We urge the administration to make the following improvements to the USMCA trade deal:

Preserving and strengthening the agreement’s yarn-forward rule of origin, by limiting harmful exceptions to the rule, such as tariff preference levels (allowing the use of textiles outside of the USMCA bloc) and single transformation rules that weaken regional supply chains and disadvantage U.S. manufacturers; allowing some exceptions to the yarn-forward rule when U.S. producers source inputs not readily available within the bloc, such as acrylic, to enhance the competitiveness of U.S. manufacturers; and strengthening USMCA customs enforcement cooperation creation of a public blacklist of repeat offenders of trade laws, and intensifying punishment of customs offenders in all three countries.

WHAT TEXTILES TEACH US ABOUT GLOBALISM — AND SURVIVAL

Our industry also commends the administration for providing immediate relief from global tariffs through exemptions for qualifying textile and apparel trade under USMCA and another important trade deal, the Dominican Republic-Central America Free Trade Agreement.
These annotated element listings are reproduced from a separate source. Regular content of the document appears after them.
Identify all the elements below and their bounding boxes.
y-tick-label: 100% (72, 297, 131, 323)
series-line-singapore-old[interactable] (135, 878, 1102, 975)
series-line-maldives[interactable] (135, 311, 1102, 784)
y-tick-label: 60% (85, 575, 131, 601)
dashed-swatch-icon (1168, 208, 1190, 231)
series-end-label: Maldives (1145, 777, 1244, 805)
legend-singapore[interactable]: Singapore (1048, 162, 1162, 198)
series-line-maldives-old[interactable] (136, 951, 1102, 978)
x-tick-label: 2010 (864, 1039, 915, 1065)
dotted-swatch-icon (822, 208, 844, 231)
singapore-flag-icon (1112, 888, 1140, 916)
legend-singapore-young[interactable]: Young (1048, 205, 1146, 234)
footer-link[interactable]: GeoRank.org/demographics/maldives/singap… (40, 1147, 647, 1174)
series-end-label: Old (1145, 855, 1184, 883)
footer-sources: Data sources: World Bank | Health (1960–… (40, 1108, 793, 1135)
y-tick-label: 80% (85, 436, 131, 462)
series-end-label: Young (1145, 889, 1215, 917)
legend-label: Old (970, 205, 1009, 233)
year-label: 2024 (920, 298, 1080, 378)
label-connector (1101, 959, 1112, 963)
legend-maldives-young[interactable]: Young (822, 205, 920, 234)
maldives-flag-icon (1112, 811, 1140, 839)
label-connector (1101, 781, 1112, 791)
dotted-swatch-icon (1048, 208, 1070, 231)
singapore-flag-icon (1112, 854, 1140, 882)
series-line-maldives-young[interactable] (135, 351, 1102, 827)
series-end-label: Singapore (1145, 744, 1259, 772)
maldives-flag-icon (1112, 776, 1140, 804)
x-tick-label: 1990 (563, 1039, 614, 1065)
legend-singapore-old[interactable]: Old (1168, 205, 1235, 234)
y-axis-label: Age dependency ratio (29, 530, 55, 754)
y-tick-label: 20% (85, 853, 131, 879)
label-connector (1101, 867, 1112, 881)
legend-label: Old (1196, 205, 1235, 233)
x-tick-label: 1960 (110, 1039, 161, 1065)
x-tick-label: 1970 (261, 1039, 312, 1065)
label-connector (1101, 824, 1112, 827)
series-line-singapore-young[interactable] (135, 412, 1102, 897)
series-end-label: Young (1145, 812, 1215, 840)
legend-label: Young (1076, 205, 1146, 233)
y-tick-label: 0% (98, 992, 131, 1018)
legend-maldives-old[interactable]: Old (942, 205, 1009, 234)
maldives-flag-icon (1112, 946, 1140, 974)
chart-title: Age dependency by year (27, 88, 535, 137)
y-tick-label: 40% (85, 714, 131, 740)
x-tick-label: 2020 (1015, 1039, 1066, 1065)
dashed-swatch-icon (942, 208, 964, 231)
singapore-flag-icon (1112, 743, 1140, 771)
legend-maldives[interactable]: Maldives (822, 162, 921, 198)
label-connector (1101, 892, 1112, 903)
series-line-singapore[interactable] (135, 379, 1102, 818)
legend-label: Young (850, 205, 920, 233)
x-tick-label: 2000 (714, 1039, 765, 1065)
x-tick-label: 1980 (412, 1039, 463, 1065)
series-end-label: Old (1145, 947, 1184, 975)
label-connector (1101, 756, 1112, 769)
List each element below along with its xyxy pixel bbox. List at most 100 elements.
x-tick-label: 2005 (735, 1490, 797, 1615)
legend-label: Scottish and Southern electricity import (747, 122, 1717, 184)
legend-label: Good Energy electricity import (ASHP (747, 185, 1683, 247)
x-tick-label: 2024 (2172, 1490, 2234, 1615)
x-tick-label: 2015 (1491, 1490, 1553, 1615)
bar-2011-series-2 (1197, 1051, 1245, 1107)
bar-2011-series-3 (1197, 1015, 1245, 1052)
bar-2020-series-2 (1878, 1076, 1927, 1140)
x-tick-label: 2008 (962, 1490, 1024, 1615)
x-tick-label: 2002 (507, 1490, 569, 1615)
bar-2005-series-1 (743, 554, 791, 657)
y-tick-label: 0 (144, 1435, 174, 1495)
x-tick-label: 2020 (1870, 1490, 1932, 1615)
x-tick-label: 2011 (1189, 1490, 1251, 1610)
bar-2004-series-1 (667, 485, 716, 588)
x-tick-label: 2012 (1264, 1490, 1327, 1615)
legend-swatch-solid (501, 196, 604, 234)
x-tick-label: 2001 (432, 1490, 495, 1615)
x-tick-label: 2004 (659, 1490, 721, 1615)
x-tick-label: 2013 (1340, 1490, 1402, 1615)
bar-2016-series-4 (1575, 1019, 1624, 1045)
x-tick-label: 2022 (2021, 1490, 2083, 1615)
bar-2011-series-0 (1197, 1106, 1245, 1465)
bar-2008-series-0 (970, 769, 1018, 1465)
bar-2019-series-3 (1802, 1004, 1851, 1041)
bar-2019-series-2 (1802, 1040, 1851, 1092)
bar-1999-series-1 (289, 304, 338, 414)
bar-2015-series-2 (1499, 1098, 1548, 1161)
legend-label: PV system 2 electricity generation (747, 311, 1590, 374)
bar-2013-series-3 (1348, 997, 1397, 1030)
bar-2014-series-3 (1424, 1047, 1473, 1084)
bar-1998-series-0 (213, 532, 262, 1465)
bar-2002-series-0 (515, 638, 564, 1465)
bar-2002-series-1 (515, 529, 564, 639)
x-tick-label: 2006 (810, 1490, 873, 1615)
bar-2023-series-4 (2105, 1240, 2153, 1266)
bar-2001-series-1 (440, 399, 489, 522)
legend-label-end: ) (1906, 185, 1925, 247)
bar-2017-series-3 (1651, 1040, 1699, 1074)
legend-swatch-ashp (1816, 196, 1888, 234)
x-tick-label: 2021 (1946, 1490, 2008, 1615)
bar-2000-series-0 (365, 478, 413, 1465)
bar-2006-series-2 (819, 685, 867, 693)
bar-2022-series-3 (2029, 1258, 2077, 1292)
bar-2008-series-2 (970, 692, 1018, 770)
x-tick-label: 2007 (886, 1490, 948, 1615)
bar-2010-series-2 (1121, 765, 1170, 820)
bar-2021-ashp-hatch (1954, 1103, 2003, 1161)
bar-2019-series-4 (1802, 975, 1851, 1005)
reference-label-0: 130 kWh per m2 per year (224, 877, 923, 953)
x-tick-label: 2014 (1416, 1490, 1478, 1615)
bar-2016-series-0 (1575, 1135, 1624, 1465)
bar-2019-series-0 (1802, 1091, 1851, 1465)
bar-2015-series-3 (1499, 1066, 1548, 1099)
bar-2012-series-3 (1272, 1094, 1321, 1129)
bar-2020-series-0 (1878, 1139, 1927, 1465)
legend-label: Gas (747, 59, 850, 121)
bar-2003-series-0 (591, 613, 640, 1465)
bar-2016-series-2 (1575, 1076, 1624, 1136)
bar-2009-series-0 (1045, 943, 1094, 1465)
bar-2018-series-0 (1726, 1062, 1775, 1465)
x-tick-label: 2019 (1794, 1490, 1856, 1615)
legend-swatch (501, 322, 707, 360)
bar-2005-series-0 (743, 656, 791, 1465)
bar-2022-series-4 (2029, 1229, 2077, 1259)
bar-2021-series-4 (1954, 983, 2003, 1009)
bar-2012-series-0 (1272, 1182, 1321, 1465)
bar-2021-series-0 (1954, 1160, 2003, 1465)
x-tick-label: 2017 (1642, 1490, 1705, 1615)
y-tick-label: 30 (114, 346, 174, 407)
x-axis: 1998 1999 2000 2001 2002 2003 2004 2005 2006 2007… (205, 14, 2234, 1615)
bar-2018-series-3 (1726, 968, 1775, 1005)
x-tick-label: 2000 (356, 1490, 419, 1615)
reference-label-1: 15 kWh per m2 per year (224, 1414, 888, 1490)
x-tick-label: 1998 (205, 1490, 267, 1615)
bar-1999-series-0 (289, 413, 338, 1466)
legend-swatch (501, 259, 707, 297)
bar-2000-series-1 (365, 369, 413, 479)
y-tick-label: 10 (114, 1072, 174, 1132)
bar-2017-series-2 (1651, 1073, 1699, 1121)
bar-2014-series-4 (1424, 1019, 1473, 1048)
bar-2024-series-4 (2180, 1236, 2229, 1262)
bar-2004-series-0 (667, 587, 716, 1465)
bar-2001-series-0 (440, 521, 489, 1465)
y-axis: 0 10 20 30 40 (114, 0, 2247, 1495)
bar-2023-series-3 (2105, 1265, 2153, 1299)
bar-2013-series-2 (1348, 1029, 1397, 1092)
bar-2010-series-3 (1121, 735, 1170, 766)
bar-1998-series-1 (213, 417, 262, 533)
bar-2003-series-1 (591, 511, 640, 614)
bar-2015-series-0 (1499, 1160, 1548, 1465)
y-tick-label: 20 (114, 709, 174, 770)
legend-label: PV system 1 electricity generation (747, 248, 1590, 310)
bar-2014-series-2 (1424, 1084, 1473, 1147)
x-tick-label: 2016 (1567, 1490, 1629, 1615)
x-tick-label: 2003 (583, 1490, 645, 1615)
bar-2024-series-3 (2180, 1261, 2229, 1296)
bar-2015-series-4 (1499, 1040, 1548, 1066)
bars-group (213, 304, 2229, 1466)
These exemptions must remain in place to help continue incentivizing brands and retailers to onshore more apparel production to the region and the U.S.

By strengthening the USMCA and implementing the right America First trade policy approaches, the domestic textile industry can grow jobs in the U.S., onshore production, and increase exports and investments.

Kimberly Glas is the president and CEO of the National Council of Textile Organizations and former deputy assistant secretary for textiles, consumer goods, and materials at the Commerce Department.